As revealed by insidethegames last month, Panasar has been chosen to take part because he was the first Sikh cricketer to represent England.
Dame Kelly, a double gold Olympic medalist and now President of Commonwealth Games England won the 1500 metres at the Commonwealth Games in 1994 and 2002, and Susan Gilroy, a two-time Commonwealth Games wheelchair table tennis champion, will also be among the baton-bearers.
Commonwealth Games Federation President Michael Fennell will take the baton from the plinth and pass it on to Queen Elizabeth II who, in turn, will hand it over to Indian President Pratibha Patil in the Buckingham Palace.
The President of India will pass on the baton to India's Sports Minister M. S. Gill before it reaches Suresh Kalmadi, the chairman of the local organising committee.

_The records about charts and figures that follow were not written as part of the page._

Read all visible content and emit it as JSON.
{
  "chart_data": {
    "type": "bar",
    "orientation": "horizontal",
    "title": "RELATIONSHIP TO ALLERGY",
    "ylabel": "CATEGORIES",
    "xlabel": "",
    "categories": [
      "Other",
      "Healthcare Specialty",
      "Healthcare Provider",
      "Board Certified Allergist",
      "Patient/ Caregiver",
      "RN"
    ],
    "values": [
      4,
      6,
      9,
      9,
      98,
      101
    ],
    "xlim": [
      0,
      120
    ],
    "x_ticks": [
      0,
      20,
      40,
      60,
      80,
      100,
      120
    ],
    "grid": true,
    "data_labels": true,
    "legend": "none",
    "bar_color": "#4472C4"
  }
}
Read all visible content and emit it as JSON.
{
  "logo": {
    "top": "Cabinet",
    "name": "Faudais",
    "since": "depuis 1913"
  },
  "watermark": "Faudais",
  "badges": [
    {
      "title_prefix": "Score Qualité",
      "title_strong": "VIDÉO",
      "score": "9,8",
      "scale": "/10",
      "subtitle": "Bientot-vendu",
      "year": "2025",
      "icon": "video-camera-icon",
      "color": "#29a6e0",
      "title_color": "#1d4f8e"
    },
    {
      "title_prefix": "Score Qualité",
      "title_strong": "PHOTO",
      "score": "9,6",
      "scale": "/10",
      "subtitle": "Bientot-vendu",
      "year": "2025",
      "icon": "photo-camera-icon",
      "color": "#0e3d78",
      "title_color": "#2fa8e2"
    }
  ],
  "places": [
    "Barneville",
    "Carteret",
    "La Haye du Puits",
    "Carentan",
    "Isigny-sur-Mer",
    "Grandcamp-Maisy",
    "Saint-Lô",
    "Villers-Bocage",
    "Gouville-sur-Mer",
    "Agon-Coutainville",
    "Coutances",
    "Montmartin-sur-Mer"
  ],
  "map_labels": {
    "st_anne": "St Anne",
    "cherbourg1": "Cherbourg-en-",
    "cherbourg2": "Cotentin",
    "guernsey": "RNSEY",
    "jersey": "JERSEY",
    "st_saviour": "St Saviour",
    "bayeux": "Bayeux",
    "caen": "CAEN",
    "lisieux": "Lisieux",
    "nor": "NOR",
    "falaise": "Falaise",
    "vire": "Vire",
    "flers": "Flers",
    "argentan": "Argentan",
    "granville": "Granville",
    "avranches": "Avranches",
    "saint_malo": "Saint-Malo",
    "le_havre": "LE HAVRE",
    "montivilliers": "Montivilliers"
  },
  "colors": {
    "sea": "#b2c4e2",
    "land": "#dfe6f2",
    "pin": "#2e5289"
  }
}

From Kalmadi, the baton will go to Abhinav Bindra, the first Indian to win an individual gold medal when he won the Olympic shooting title in Beijing last year.
Besides Bindra, Olympic bronze medallists Sushil Kumar, Vijender Singh, 1958 Commonwealth Games gold medallist Milkha Singh, 1983 cricket World Cup winning captain Kapil Dev, badminton legend Prakash Padukone, former hockey national team captain Dilip Tirkey and top Indian tennis player Sania Mirza will be the other Baton bearers.
The baton will travel for 240 days internationally to all the Commonwealth countries and territories in which it will cover a distance of 1,70,000 kms before entering India on June 25 through Wagah border.
After the Baton arrives in India, it will travel across the length and breadth of the country and will reach the Capital, which is to host the quadrennial event, in October next year.
The Baton will travel 20,000km in India, which is the maximum distance that has been ever covered in the host country.
Kalmadi said: "The Baton will travel 27 states and seven Union Territories and the distance is double to what was covered during the [2002] Manchester and [2006] Melbourne Games."